Takahashi Hiro, Kaniwa Nahoko, Saito Yoshiro, Sai Kimie, Hamaguchi Tetsuya, Shirao Kuniaki, Shimada Yasuhiro, Matsumura Yasuhiro, Ohtsu Atsushi, Yoshino Takayuki, Doi Toshihiko, Takahashi Anna, Odaka Yoko, Okuyama Misuzu, Sawada Jun-Ichi, Sakamoto Hiromi, Yoshida Teruhiko
Graduate School of Horticulture, Chiba University, 648 Matsudo, Matsudo, Chiba, 271-8510, Japan.
Plant Biology Research Center, Chubu University, Matsumoto-cho 1200, Kasugai, Aichi, 487-8501, Japan.
BMC Cancer. 2015 Oct 16;15:718. doi: 10.1186/s12885-015-1721-z.
Variability in drug response between individual patients is a serious concern in medicine. To identify single-nucleotide polymorphisms (SNPs) related to drug response variability, many genome-wide association studies have been conducted.
We previously applied a knowledge-based bioinformatic approach to a pharmacogenomics study in which 119 fluoropyrimidine-treated gastric cancer patients were genotyped at 109,365 SNPs using the Illumina Human-1 BeadChip. We identified the SNP rs2293347 in the human epidermal growth factor receptor (EGFR) gene as a novel genetic factor related to chemotherapeutic response. In the present study, we reanalyzed these hypothesis-free genomic data using extended knowledge.
We identified rs2867461 in annexin A3 (ANXA3) gene as another candidate. Using logistic regression, we confirmed that the performance of the rs2867461 + rs2293347 model was superior to those of the single factor models. Furthermore, we propose a novel integrated predictive index (iEA) based on these two polymorphisms in EGFR and ANXA3. The p value for iEA was 1.47 × 10(-8) by Fisher's exact test. Recent studies showed that the mutations in EGFR is associated with high expression of dihydropyrimidine dehydrogenase, which is an inactivating and rate-limiting enzyme for fluoropyrimidine, and suggested that the combination of chemotherapy with fluoropyrimidine and EGFR-targeting agents is effective against EGFR-overexpressing gastric tumors, while ANXA3 overexpression confers resistance to tyrosine kinase inhibitors targeting the EGFR pathway.

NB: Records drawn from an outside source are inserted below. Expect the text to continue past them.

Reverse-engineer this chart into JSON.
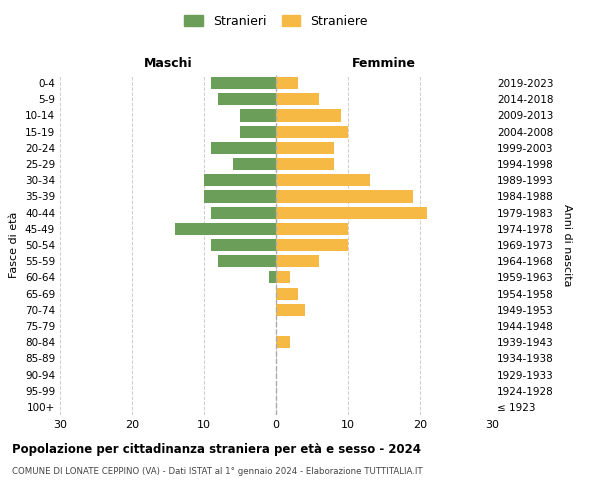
{
  "age_groups": [
    "0-4",
    "5-9",
    "10-14",
    "15-19",
    "20-24",
    "25-29",
    "30-34",
    "35-39",
    "40-44",
    "45-49",
    "50-54",
    "55-59",
    "60-64",
    "65-69",
    "70-74",
    "75-79",
    "80-84",
    "85-89",
    "90-94",
    "95-99",
    "100+"
  ],
  "birth_years": [
    "2019-2023",
    "2014-2018",
    "2009-2013",
    "2004-2008",
    "1999-2003",
    "1994-1998",
    "1989-1993",
    "1984-1988",
    "1979-1983",
    "1974-1978",
    "1969-1973",
    "1964-1968",
    "1959-1963",
    "1954-1958",
    "1949-1953",
    "1944-1948",
    "1939-1943",
    "1934-1938",
    "1929-1933",
    "1924-1928",
    "≤ 1923"
  ],
  "maschi": [
    9,
    8,
    5,
    5,
    9,
    6,
    10,
    10,
    9,
    14,
    9,
    8,
    1,
    0,
    0,
    0,
    0,
    0,
    0,
    0,
    0
  ],
  "femmine": [
    3,
    6,
    9,
    10,
    8,
    8,
    13,
    19,
    21,
    10,
    10,
    6,
    2,
    3,
    4,
    0,
    2,
    0,
    0,
    0,
    0
  ],
  "maschi_color": "#6b9e58",
  "femmine_color": "#f5b944",
  "title": "Popolazione per cittadinanza straniera per età e sesso - 2024",
  "subtitle": "COMUNE DI LONATE CEPPINO (VA) - Dati ISTAT al 1° gennaio 2024 - Elaborazione TUTTITALIA.IT",
  "xlabel_left": "Maschi",
  "xlabel_right": "Femmine",
  "ylabel_left": "Fasce di età",
  "ylabel_right": "Anni di nascita",
  "xlim": 30,
  "legend_stranieri": "Stranieri",
  "legend_straniere": "Straniere",
  "background_color": "#ffffff",
  "grid_color": "#cccccc"
}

These results suggest that the iEA index or a combination of polymorphisms in EGFR and ANXA3 may serve as predictive factors of drug response, and therefore could be useful for optimal selection of chemotherapy regimens.

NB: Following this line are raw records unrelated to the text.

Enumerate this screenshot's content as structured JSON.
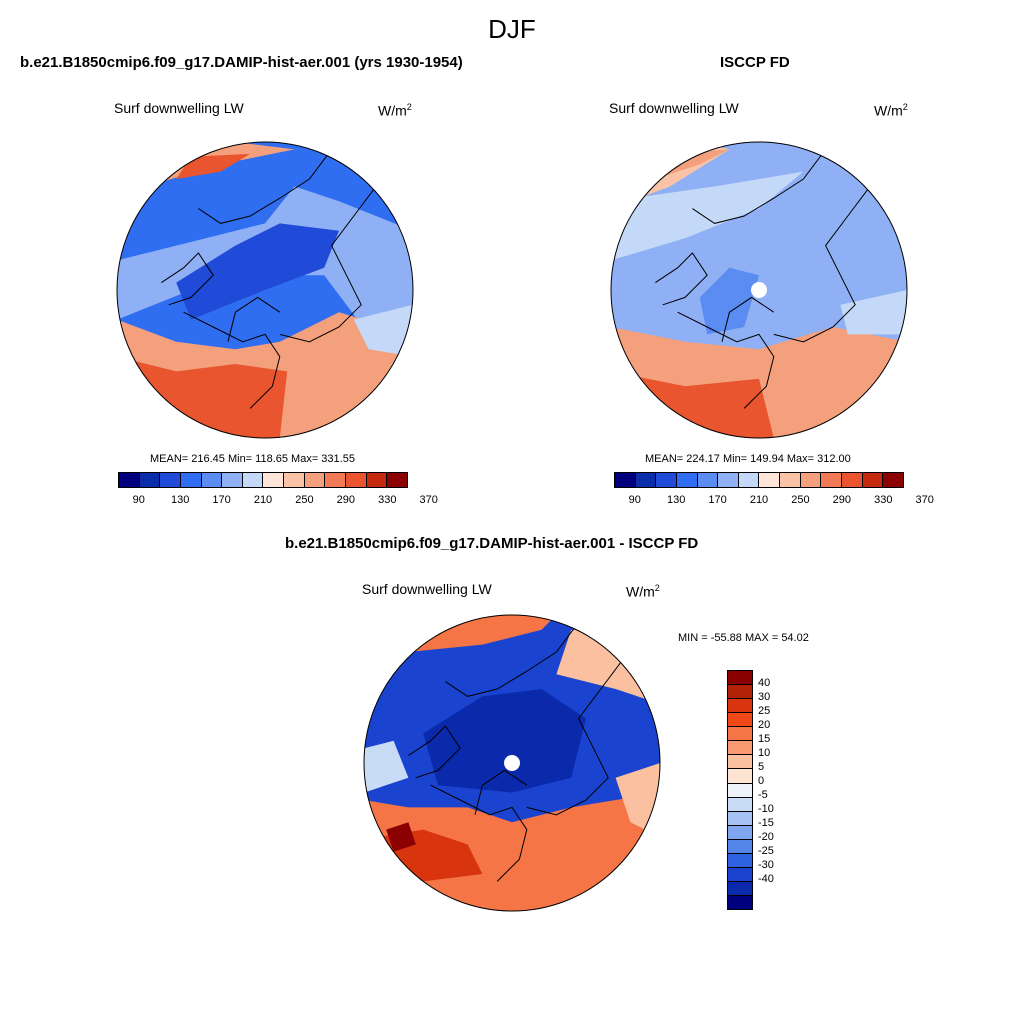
{
  "figure": {
    "title": "DJF",
    "units_base": "W/m",
    "units_sup": "2"
  },
  "panels": [
    {
      "title": "b.e21.B1850cmip6.f09_g17.DAMIP-hist-aer.001 (yrs 1930-1954)",
      "variable": "Surf downwelling LW",
      "stats": "MEAN= 216.45  Min= 118.65  Max= 331.55"
    },
    {
      "title": "ISCCP FD",
      "variable": "Surf downwelling LW",
      "stats": "MEAN= 224.17  Min= 149.94  Max= 312.00"
    }
  ],
  "diff_panel": {
    "title": "b.e21.B1850cmip6.f09_g17.DAMIP-hist-aer.001 - ISCCP FD",
    "variable": "Surf downwelling LW",
    "minmax": "MIN = -55.88 MAX =  54.02"
  },
  "abs_colorbar": {
    "colors": [
      "#00007f",
      "#0b2da8",
      "#1f4bd8",
      "#2f6ef0",
      "#5b8cf2",
      "#8fb0f4",
      "#c4d8f7",
      "#fde6d8",
      "#f8c3a6",
      "#f4a07d",
      "#f07c55",
      "#e8552f",
      "#c42a10",
      "#8b0000"
    ],
    "tick_labels": [
      "90",
      "130",
      "170",
      "210",
      "250",
      "290",
      "330",
      "370"
    ]
  },
  "diff_colorbar": {
    "colors": [
      "#8b0000",
      "#b22209",
      "#d8340e",
      "#f04818",
      "#f57547",
      "#f89b73",
      "#fbc0a0",
      "#fde3d2",
      "#eef3fb",
      "#c9dcf6",
      "#a6c2f2",
      "#7fa6ef",
      "#5486ea",
      "#2f62e0",
      "#1a44cf",
      "#0a2aab",
      "#00007f"
    ],
    "tick_labels": [
      "40",
      "30",
      "25",
      "20",
      "15",
      "10",
      "5",
      "0",
      "-5",
      "-10",
      "-15",
      "-20",
      "-25",
      "-30",
      "-40"
    ]
  },
  "maps": {
    "left": {
      "base": "#2f6ef0",
      "regions": [
        {
          "color": "#8fb0f4",
          "pts": [
            [
              -1,
              0.2
            ],
            [
              -0.4,
              0.35
            ],
            [
              0,
              0.45
            ],
            [
              0.2,
              0.7
            ],
            [
              0.5,
              0.6
            ],
            [
              1,
              0.4
            ],
            [
              1,
              -0.5
            ],
            [
              0.7,
              -0.3
            ],
            [
              0.4,
              0.1
            ],
            [
              0,
              0.1
            ],
            [
              -0.5,
              0
            ],
            [
              -1,
              -0.2
            ]
          ]
        },
        {
          "color": "#1f4bd8",
          "pts": [
            [
              -0.6,
              0.05
            ],
            [
              -0.2,
              0.3
            ],
            [
              0.1,
              0.45
            ],
            [
              0.5,
              0.4
            ],
            [
              0.4,
              0.15
            ],
            [
              0,
              0
            ],
            [
              -0.5,
              -0.2
            ]
          ]
        },
        {
          "color": "#f4a07d",
          "pts": [
            [
              -1,
              -1
            ],
            [
              -1,
              -0.2
            ],
            [
              -0.6,
              -0.35
            ],
            [
              -0.2,
              -0.4
            ],
            [
              0.1,
              -0.35
            ],
            [
              0.5,
              -0.15
            ],
            [
              1,
              -0.3
            ],
            [
              1,
              -1
            ]
          ]
        },
        {
          "color": "#e8552f",
          "pts": [
            [
              -1,
              -1
            ],
            [
              -1,
              -0.45
            ],
            [
              -0.6,
              -0.55
            ],
            [
              -0.2,
              -0.5
            ],
            [
              0.15,
              -0.55
            ],
            [
              0.1,
              -1
            ]
          ]
        },
        {
          "color": "#f4a07d",
          "pts": [
            [
              -0.8,
              0.7
            ],
            [
              -0.3,
              0.85
            ],
            [
              0.2,
              0.95
            ],
            [
              -0.2,
              1
            ],
            [
              -0.9,
              0.8
            ]
          ]
        },
        {
          "color": "#e8552f",
          "pts": [
            [
              -0.6,
              0.75
            ],
            [
              -0.3,
              0.8
            ],
            [
              -0.1,
              0.92
            ],
            [
              -0.5,
              0.9
            ]
          ]
        },
        {
          "color": "#c4d8f7",
          "pts": [
            [
              0.6,
              -0.2
            ],
            [
              1,
              -0.1
            ],
            [
              1,
              -0.45
            ],
            [
              0.7,
              -0.4
            ]
          ]
        }
      ]
    },
    "right": {
      "base": "#8fb0f4",
      "regions": [
        {
          "color": "#c4d8f7",
          "pts": [
            [
              -1,
              0.2
            ],
            [
              -0.5,
              0.35
            ],
            [
              0,
              0.55
            ],
            [
              0.3,
              0.8
            ],
            [
              -0.3,
              0.7
            ],
            [
              -1,
              0.6
            ]
          ]
        },
        {
          "color": "#5b8cf2",
          "pts": [
            [
              -0.4,
              -0.05
            ],
            [
              -0.2,
              0.15
            ],
            [
              0,
              0.1
            ],
            [
              -0.1,
              -0.25
            ],
            [
              -0.35,
              -0.3
            ]
          ]
        },
        {
          "color": "#f4a07d",
          "pts": [
            [
              -1,
              -1
            ],
            [
              -1,
              -0.25
            ],
            [
              -0.5,
              -0.35
            ],
            [
              0,
              -0.4
            ],
            [
              0.5,
              -0.25
            ],
            [
              1,
              -0.35
            ],
            [
              1,
              -1
            ]
          ]
        },
        {
          "color": "#e8552f",
          "pts": [
            [
              -1,
              -1
            ],
            [
              -1,
              -0.55
            ],
            [
              -0.5,
              -0.65
            ],
            [
              0,
              -0.6
            ],
            [
              0.1,
              -1
            ]
          ]
        },
        {
          "color": "#f8c3a6",
          "pts": [
            [
              -1,
              0.55
            ],
            [
              -0.6,
              0.7
            ],
            [
              -0.2,
              0.95
            ],
            [
              -0.4,
              1
            ],
            [
              -1,
              0.9
            ]
          ]
        },
        {
          "color": "#f4a07d",
          "pts": [
            [
              -0.7,
              0.75
            ],
            [
              -0.4,
              0.85
            ],
            [
              -0.2,
              0.95
            ],
            [
              -0.6,
              0.92
            ]
          ]
        },
        {
          "color": "#c4d8f7",
          "pts": [
            [
              0.55,
              -0.1
            ],
            [
              1,
              0
            ],
            [
              1,
              -0.3
            ],
            [
              0.6,
              -0.3
            ]
          ]
        }
      ],
      "hole": true
    },
    "diff": {
      "base": "#1a44cf",
      "regions": [
        {
          "color": "#0a2aab",
          "pts": [
            [
              -0.6,
              0.2
            ],
            [
              -0.2,
              0.45
            ],
            [
              0.2,
              0.5
            ],
            [
              0.5,
              0.3
            ],
            [
              0.4,
              -0.1
            ],
            [
              0,
              -0.2
            ],
            [
              -0.5,
              -0.15
            ]
          ]
        },
        {
          "color": "#f57547",
          "pts": [
            [
              -1,
              -1
            ],
            [
              -1,
              -0.25
            ],
            [
              -0.7,
              -0.3
            ],
            [
              -0.3,
              -0.3
            ],
            [
              0,
              -0.4
            ],
            [
              0.4,
              -0.3
            ],
            [
              1,
              -0.2
            ],
            [
              1,
              -1
            ]
          ]
        },
        {
          "color": "#d8340e",
          "pts": [
            [
              -0.9,
              -0.5
            ],
            [
              -0.6,
              -0.45
            ],
            [
              -0.3,
              -0.55
            ],
            [
              -0.2,
              -0.75
            ],
            [
              -0.6,
              -0.8
            ],
            [
              -0.9,
              -0.7
            ]
          ]
        },
        {
          "color": "#8b0000",
          "pts": [
            [
              -0.85,
              -0.45
            ],
            [
              -0.7,
              -0.4
            ],
            [
              -0.65,
              -0.55
            ],
            [
              -0.8,
              -0.6
            ]
          ]
        },
        {
          "color": "#f57547",
          "pts": [
            [
              -0.7,
              0.75
            ],
            [
              -0.2,
              0.8
            ],
            [
              0.2,
              0.9
            ],
            [
              0.3,
              1
            ],
            [
              -0.6,
              1
            ],
            [
              -0.9,
              0.8
            ]
          ]
        },
        {
          "color": "#fbc0a0",
          "pts": [
            [
              0.3,
              0.6
            ],
            [
              0.7,
              0.5
            ],
            [
              1,
              0.4
            ],
            [
              1,
              0.9
            ],
            [
              0.4,
              0.9
            ]
          ]
        },
        {
          "color": "#c9dcf6",
          "pts": [
            [
              -1,
              0.1
            ],
            [
              -0.8,
              0.15
            ],
            [
              -0.7,
              -0.1
            ],
            [
              -1,
              -0.2
            ]
          ]
        },
        {
          "color": "#fbc0a0",
          "pts": [
            [
              0.7,
              -0.1
            ],
            [
              1,
              0
            ],
            [
              1,
              -0.5
            ],
            [
              0.8,
              -0.4
            ]
          ]
        }
      ],
      "hole": true
    }
  }
}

个体患者之间药物反应的变异性是医学中一个严重关切的问题。为了识别与药物反应变异性相关的单核苷酸多态性(SNP),已经开展了许多全基因组关联研究。
我们先前将基于知识的生物信息学方法应用于一项药物基因组学研究,其中119例接受氟嘧啶治疗的胃癌患者使用Illumina Human-1 BeadChip对109,365个SNP进行了基因分型。我们将人类表皮生长因子受体(EGFR)基因中的SNP rs2293347鉴定为与化疗反应相关的一个新的遗传因素。在本研究中,我们使用扩展知识对这些无假设的基因组数据进行了重新分析。
我们将膜联蛋白A3(ANXA3)基因中的rs2867461鉴定为另一个候选基因。使用逻辑回归,我们证实rs2867461 + rs2293347模型的性能优于单因素模型。此外,我们基于EGFR和ANXA3中的这两种多态性提出了一种新的综合预测指数(iEA)。通过Fisher精确检验,iEA的p值为1.47×10(-8)。最近的研究表明,EGFR中的突变与二氢嘧啶脱氢酶的高表达相关,二氢嘧啶脱氢酶是氟嘧啶的一种失活限速酶,并表明氟嘧啶与EGFR靶向药物联合化疗对EGFR过表达的胃肿瘤有效,而ANXA3过表达赋予对靶向EGFR途径的酪氨酸激酶抑制剂的抗性。
这些结果表明,iEA指数或EGFR和ANXA3中的多态性组合可能作为药物反应的预测因素,因此可能有助于化疗方案的优化选择。